Risk waterfall, or not

Waterfall is a four letter word in the project management space.

Everyone will tell you they understand the hazards and seek a more effective paradigm. Actually, the synonym is sequential process (sounds better, and more sophisticated) and the better idea, practiced by most, is sequences with iteration and feedback.

Most understand the idea of feedback as a control device (for those that want to brush up, a good read is Donella Meadows' book "Thinking in Systems"). So, when you combine a control device with the opportunity to do over or correct, you've got a sequence under control, and a sequence that is responsive to outcome demand.

Nice.

Now, the agilists call an iterative sequence under control just common sense, or complex adaptive (perhaps so, in some cases) or emergent (closer to what actually happens). But, usually the discussion on this topic is all about the vision, the requirements backlog, and the intended product or process outcome. The risk register--indeed, the whole RM process--is often ignored, or just not in the discussion.

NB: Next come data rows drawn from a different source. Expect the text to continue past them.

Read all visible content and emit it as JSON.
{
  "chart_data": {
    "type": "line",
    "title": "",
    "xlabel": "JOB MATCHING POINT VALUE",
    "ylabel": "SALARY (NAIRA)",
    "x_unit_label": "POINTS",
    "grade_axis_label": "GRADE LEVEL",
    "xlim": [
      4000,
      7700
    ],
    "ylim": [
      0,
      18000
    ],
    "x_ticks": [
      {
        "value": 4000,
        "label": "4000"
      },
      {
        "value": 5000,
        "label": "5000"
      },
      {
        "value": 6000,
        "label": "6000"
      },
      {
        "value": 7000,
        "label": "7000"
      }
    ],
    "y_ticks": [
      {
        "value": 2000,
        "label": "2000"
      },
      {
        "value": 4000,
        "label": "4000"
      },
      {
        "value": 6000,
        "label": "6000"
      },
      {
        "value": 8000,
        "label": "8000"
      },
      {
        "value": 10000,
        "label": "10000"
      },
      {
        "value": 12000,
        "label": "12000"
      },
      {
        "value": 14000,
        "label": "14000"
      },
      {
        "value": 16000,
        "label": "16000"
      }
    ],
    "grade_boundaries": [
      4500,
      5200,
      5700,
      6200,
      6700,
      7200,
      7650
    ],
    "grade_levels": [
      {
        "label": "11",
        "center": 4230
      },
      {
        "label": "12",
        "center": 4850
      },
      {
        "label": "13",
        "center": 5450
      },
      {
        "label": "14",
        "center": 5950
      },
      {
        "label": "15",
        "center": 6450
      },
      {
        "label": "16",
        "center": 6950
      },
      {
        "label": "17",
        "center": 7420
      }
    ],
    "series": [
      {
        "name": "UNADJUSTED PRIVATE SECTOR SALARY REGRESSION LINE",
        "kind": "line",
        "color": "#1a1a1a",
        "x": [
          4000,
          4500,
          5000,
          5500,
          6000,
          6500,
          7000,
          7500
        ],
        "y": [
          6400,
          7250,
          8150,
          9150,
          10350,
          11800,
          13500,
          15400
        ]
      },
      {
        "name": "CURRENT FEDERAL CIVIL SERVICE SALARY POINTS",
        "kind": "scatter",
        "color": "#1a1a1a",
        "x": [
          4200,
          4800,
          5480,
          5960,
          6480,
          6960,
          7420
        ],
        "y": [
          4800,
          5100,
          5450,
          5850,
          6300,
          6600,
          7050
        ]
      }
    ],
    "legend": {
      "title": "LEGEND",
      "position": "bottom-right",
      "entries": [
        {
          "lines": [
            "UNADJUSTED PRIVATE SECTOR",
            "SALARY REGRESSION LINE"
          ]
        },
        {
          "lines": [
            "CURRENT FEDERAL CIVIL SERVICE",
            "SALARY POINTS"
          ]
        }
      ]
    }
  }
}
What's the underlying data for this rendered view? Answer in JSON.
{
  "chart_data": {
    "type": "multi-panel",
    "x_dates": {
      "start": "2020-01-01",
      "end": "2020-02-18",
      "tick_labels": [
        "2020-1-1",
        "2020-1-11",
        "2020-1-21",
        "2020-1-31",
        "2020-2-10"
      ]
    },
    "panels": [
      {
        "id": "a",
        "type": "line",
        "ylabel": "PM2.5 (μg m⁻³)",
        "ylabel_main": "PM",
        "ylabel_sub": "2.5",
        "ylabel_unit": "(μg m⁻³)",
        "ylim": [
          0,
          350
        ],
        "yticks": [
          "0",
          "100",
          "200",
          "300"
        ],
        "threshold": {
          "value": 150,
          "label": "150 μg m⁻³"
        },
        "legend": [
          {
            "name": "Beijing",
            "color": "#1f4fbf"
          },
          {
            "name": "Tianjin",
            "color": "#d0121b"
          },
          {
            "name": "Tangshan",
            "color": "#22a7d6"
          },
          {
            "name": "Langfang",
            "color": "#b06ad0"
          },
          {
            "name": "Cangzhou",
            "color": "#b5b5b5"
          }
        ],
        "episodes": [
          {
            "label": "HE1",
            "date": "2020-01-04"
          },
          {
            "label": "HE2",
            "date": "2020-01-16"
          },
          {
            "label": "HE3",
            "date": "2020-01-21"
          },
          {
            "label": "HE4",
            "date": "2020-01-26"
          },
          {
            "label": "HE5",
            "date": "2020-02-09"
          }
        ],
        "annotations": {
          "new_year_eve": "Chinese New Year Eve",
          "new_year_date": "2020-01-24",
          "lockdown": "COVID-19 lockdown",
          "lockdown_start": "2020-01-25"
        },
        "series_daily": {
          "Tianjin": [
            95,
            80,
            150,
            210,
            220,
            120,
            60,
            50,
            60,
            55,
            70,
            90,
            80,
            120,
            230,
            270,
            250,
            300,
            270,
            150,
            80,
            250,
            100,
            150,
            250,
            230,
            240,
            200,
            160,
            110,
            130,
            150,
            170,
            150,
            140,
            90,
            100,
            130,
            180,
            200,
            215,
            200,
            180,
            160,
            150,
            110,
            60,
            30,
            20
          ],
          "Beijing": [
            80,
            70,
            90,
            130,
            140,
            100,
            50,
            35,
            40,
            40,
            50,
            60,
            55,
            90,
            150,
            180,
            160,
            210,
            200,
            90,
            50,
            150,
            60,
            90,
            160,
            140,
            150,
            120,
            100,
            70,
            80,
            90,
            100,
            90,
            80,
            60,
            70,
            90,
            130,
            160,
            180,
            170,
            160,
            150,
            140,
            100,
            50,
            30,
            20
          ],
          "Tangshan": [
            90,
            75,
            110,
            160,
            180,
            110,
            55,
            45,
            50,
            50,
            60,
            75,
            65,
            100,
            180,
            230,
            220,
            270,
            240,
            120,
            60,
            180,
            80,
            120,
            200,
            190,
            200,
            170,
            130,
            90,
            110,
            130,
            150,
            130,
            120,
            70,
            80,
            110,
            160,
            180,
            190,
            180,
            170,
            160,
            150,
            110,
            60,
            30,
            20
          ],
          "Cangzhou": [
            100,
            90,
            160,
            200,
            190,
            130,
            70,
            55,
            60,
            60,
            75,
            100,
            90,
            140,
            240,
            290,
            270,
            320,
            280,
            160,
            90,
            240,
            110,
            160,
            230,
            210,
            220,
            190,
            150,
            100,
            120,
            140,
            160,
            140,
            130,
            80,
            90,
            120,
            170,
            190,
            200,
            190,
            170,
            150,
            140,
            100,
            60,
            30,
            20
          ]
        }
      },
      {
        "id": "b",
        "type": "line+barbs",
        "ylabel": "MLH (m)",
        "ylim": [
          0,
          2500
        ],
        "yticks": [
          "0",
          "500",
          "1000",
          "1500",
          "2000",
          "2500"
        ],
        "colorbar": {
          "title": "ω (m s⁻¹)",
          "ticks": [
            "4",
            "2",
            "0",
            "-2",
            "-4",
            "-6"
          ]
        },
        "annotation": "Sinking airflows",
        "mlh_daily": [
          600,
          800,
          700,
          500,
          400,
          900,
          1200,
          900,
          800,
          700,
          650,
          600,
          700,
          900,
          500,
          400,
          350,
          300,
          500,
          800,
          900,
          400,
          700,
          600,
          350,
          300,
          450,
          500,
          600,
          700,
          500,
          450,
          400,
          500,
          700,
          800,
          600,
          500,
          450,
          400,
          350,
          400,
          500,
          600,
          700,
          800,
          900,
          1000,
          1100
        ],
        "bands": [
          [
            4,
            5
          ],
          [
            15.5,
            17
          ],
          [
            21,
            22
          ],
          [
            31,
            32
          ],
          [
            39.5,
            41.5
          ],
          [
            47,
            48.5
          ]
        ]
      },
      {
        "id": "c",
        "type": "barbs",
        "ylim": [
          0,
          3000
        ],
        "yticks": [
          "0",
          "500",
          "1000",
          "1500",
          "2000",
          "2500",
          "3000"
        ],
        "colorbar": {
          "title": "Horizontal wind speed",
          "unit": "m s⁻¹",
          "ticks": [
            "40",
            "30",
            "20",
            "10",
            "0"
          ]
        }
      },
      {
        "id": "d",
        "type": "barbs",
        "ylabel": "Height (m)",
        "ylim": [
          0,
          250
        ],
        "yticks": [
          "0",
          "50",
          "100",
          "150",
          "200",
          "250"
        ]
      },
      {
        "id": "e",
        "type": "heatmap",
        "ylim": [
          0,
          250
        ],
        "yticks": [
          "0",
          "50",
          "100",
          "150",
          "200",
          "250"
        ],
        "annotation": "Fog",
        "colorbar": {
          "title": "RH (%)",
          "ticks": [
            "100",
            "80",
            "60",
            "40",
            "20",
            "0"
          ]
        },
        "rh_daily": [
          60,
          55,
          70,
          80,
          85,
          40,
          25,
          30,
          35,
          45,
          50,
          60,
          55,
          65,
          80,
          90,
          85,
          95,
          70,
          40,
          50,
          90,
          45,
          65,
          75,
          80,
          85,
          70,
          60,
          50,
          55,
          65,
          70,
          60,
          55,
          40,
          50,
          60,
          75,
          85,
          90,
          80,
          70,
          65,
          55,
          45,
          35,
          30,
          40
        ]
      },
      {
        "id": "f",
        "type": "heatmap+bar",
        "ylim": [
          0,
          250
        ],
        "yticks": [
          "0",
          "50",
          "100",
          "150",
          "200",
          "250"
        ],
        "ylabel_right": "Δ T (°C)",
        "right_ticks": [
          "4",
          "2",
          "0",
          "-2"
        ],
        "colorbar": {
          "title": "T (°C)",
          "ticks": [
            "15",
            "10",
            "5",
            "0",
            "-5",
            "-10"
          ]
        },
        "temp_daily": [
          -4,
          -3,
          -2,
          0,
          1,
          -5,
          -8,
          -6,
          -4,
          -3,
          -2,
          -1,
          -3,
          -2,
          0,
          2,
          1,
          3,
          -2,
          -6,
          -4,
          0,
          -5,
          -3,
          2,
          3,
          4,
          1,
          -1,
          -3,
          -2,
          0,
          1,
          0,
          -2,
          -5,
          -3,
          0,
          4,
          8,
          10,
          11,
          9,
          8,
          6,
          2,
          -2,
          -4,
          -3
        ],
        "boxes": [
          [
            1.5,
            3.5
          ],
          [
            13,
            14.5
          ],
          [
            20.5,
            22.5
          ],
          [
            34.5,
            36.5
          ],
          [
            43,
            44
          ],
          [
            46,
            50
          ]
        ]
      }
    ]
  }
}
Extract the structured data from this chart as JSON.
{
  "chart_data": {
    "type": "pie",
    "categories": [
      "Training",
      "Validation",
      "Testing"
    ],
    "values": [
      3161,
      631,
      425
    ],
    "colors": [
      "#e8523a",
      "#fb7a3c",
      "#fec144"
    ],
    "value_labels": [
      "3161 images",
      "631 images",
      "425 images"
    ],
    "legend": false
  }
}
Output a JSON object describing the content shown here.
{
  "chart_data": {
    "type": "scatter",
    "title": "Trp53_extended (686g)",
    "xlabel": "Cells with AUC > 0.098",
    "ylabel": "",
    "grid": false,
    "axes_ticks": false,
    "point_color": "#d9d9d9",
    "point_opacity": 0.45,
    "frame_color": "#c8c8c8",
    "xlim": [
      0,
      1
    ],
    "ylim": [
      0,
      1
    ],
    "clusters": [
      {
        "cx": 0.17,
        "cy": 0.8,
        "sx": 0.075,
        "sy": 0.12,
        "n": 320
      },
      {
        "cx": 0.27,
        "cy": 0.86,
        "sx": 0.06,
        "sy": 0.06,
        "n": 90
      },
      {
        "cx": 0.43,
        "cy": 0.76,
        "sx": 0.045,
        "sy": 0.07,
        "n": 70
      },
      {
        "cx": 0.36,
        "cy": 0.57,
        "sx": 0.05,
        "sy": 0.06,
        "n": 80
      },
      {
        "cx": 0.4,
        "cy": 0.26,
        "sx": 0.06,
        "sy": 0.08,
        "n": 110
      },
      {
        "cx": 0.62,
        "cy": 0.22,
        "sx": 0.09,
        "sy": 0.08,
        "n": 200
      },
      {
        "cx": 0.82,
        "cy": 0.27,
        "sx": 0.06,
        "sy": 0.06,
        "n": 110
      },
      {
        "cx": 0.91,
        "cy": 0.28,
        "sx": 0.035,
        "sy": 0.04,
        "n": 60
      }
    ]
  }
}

Where does the classic RM sequence fit in? Recall the sequence: set the context; identify risks; qualitatively and quantitatively assess the risks; plan responses; do, monitor, and control the response and its impact.

Now, how does the risk sequence fit into an agile emergent paradigm, or a iterative sequential baseline process?

I posit that the right strategy is to distribute the sequence: the first two steps, set the context and identify the risks, and be done as part of the project business case and the original envisioning.  The latter steps can be allocated to the execution teams.  As such, every time the backlog is reevaluated, so also is the risk register reevaluated (thus, iteration to the project charter) and the assessment, response planning, and monitor/control are incorporated into the team work of each time box or other scope segment.

So, in effect, the sequential process, with feedback, is made iterative by time box or scope segment as matter of methodology design and management policy.